The latest Kentucky ballot access ruling is of no benefit to third party Presidential candidates From Ballot Access News:
On July 8, U.S. District Court Judge Gregory Van Tatenhove, a Bush Jr. appointee, upheld Kentucky’s definition of a qualified political party, which is a group that got 2% of the presidential vote within Kentucky in the previous presidential election. The 18-page decision in Libertarian Party of Kentucky v Grimes, e.d., 3:15cv-86, does not even discuss another aspect of the law that the plaintiffs complained about, namely that if an unqualified party wants to run a full slate of candidates for statewide state office, it must submit a separate petition for each of the 9 offices.
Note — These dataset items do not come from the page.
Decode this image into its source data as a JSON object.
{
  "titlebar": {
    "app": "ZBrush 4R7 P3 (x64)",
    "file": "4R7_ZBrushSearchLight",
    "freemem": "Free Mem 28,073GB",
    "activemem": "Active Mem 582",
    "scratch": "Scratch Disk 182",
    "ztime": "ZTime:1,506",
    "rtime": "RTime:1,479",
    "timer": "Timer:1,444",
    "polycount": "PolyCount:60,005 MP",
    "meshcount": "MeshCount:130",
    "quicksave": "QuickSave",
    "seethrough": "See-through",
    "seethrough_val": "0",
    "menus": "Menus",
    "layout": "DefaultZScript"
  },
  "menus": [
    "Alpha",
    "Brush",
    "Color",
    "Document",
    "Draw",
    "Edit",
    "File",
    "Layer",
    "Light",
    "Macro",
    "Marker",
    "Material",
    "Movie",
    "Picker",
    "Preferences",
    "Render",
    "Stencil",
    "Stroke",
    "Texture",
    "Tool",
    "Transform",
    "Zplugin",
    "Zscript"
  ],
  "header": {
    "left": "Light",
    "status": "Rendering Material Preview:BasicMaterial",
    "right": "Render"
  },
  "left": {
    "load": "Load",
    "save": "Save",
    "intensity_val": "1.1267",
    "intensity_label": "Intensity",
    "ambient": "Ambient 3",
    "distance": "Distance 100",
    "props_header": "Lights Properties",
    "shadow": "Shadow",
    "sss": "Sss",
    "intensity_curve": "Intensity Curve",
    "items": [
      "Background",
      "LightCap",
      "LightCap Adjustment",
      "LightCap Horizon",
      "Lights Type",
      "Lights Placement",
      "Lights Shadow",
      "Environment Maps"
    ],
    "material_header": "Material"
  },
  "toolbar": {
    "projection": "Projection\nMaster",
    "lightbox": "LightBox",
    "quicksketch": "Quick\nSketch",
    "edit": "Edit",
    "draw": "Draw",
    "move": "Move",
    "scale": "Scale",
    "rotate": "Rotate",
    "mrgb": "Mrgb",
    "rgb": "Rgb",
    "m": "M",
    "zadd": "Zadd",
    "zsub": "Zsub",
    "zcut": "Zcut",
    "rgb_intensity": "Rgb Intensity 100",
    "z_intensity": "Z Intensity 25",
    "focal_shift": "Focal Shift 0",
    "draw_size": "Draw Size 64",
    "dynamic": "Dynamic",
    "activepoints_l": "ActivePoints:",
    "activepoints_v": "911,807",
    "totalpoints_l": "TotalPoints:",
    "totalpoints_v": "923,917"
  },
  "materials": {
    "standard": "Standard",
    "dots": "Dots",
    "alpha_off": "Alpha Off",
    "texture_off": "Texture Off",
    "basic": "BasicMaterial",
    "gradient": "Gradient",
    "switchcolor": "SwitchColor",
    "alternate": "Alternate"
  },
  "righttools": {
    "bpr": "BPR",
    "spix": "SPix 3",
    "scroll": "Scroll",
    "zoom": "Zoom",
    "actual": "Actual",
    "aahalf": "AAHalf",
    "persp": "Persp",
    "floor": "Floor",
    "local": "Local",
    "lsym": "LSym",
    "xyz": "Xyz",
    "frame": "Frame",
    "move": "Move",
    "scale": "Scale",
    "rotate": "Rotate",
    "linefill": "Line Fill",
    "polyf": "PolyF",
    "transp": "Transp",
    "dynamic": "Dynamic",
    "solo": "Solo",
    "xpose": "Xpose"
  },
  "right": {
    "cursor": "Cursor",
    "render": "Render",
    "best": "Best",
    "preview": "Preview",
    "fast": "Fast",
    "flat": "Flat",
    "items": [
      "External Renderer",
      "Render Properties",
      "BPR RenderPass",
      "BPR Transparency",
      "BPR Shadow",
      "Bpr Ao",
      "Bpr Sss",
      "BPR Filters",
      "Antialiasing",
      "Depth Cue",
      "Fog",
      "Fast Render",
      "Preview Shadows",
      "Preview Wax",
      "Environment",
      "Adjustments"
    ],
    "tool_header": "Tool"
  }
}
The decision does not mention the evidence that a new party would need hundreds of thousands of signatures on multiple petitions if it wanted to run for all federal and state office. The other plaintiff in the case besides the Libertarian Party is the Constitution Party.
The only state interest identified by the decision is the need to “prevent voter confusion, avoid ballot overcrowding, and prevent frivolous candidates.” This is boiler-plate language from past unfavorable ballot access decisions.
From the U.S. District Court:
Political groups that fail to achieve political organization status must undertake repeated petitioning, and the Court recognizes that may not be preferable for those associations. Nevertheless, Kentucky’s petition requirement itself does not appear to be particularly burdensome when considered in conjunction with the Commonwealth’s other election laws. For instance, the Plaintiffs make no reference to an early deadline for filing petitions or some other restriction that hinders their abilities to obtain a place on the presidential ballot in the first instance.
Compare, e.g., Williams, 393 U.S. at 24-26 (describing the “series of election laws” which have “made it virtually impossible for a new political party” to be placed on the Ohio ballot); Blackwell, 462 F.3d at 586-87 (discussing “the burden imposed by statutes requiring political parties to file registration petitions far in advance of the primary and general elections”). And while the Plaintiffs repeatedly emphasize the difficulties that come with petitioning for multiple candidates’ ballot access throughout a four-year term, achieving a place on the presidential ballot so as to attempt to achieve blanket ballot access has not itself been a problem.